Bugs In a Box
By William N. Wells
In the central highlands of South Vietnam a few clicks north of Pleiku is a hill, the top of which during my time in-country in 1968 was occupied by an American engineering battalion and a communications station. This hill I called home for a year was surrounded by forest…and rings of barbed wire studded with Claymore mines, guard towers, and machine gun nests.
These defenses were pretty effective in keeping Charley out and us in, but were of little use in keeping out anything smaller than a house cat. During certain times of the year, the visitors that came unimpeded through the barbed wire included enormous rhinoceros beetles.
In North America, we are not used to encountering insects as big as mice, but some of these tropical critters were three or four inches long. Rhinoceros beetle were formidable creatures, looking much like their namesake with multiple horns on their heads and an exoskeleton which was no doubt effective in fending off adversaries of their own fighting weight.
But not us. Despite twelve-hour shifts seven days a week plus guard duty, the days dragged on, we were young, and in the world in which we found ourselves, entertainment and compassion were in short supply.
One evening during rhinoceros beetle season, it occurred to one of our number to cut a large rectangular hole in the lid of a shoebox and tape clear plastic across the hole to form a window. He and his friends then walked around the compound, enlisting unsuspecting rhinoceros beetles for the evening’s entertainment. To their startled insect eyes, in our helmets and flak jackets we must have seemed the biggest bugs they had ever seen.
Dozens of unfortunate beetles whose numbers came up that evening were marshaled together and deposited into the box, enough beetles almost to fill it. Their captors then placed the lid onto the box of wriggling beetles, taped it shut, and gathered around to peer into the window and watch what happened next.
What we didn’t expect was the roar that issued from the sealed box, audible all the way across the compound, as the beetles fought and clambered over each over in a Black Hole of Calcutta recreated just for them,
Entranced, mesmerized, we watched the churning mass of insects through the window as the roaring continued for what seemed like hours. As for what we saw through that window, imagine a glimpse into Hell through the glass door of a front-loading washing machine.
Eventually, the roar emitting from the box began to subside as the captive beetles slew each other and exhausted themselves. And eventually, their captors untaped the lid and unceremoniously dumped the contents of the box onto the ground. Truth be told, there wasn’t much left to liberate.
The pile on the ground consisted of numerous dead beetles, hundreds of body parts, and a few luckless survivors, lurching unsteadily away on whatever limbs remained attached to them.
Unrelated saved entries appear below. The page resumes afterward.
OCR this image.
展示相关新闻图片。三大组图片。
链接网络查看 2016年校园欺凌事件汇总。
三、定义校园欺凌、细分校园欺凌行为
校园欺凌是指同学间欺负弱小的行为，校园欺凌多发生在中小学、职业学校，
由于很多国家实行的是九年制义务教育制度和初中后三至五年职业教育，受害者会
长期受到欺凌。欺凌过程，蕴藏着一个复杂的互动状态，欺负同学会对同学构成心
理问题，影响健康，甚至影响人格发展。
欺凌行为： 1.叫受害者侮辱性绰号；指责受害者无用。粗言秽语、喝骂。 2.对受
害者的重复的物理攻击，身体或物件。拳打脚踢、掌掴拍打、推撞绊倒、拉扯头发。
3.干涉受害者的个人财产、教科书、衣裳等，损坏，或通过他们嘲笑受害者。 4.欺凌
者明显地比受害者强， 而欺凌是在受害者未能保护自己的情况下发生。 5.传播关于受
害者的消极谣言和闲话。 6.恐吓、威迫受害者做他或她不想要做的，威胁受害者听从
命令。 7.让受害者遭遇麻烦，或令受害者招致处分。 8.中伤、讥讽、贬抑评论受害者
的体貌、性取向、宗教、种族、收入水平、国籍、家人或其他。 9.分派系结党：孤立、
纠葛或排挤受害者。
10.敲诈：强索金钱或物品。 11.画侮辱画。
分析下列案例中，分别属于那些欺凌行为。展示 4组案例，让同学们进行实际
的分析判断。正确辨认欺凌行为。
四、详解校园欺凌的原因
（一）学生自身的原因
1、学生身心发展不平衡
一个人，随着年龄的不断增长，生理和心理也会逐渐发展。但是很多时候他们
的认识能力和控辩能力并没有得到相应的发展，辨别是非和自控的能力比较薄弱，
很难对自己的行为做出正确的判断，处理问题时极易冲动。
No bug medics appeared to carry them away to safety. No bug VA representatives showed up to hand them forms to attempt to fill out with whatever appendages they had left.
No widows or offspring came forward to claim the remains, honor the dead and give them a proper burial.
You would think that there would be some kinship and solidarity among fighting bugs, even across species. But no…for we were young, and in the world in which we found ourselves, entertainment and compassion were in short supply.
We big bugs (those of us who stayed out of kill boxes, anyway) eventually laid aside our own armor and returned to the North American nests from whence we came. As the years rolled by, we hooked up with lady bugs and did our buggy things. One of us even wrote a story about the little bugs. He hates to break it to you, little fellas, but this brief story is likely to be as much immortality as you guys will ever get.
Sorry about that.
Bill Wells spent four years in the Army and a year in Vietnam between 1966 and 1970. His father flew in B-17s over Germany during World War II and a nephew recently returned from a tour in Iraq in the Army, so encounters with military service seem to run in the family. Currently a software engineer in Bethesda, Maryland, Bill writes when he can, which isn’t nearly as often as he would like.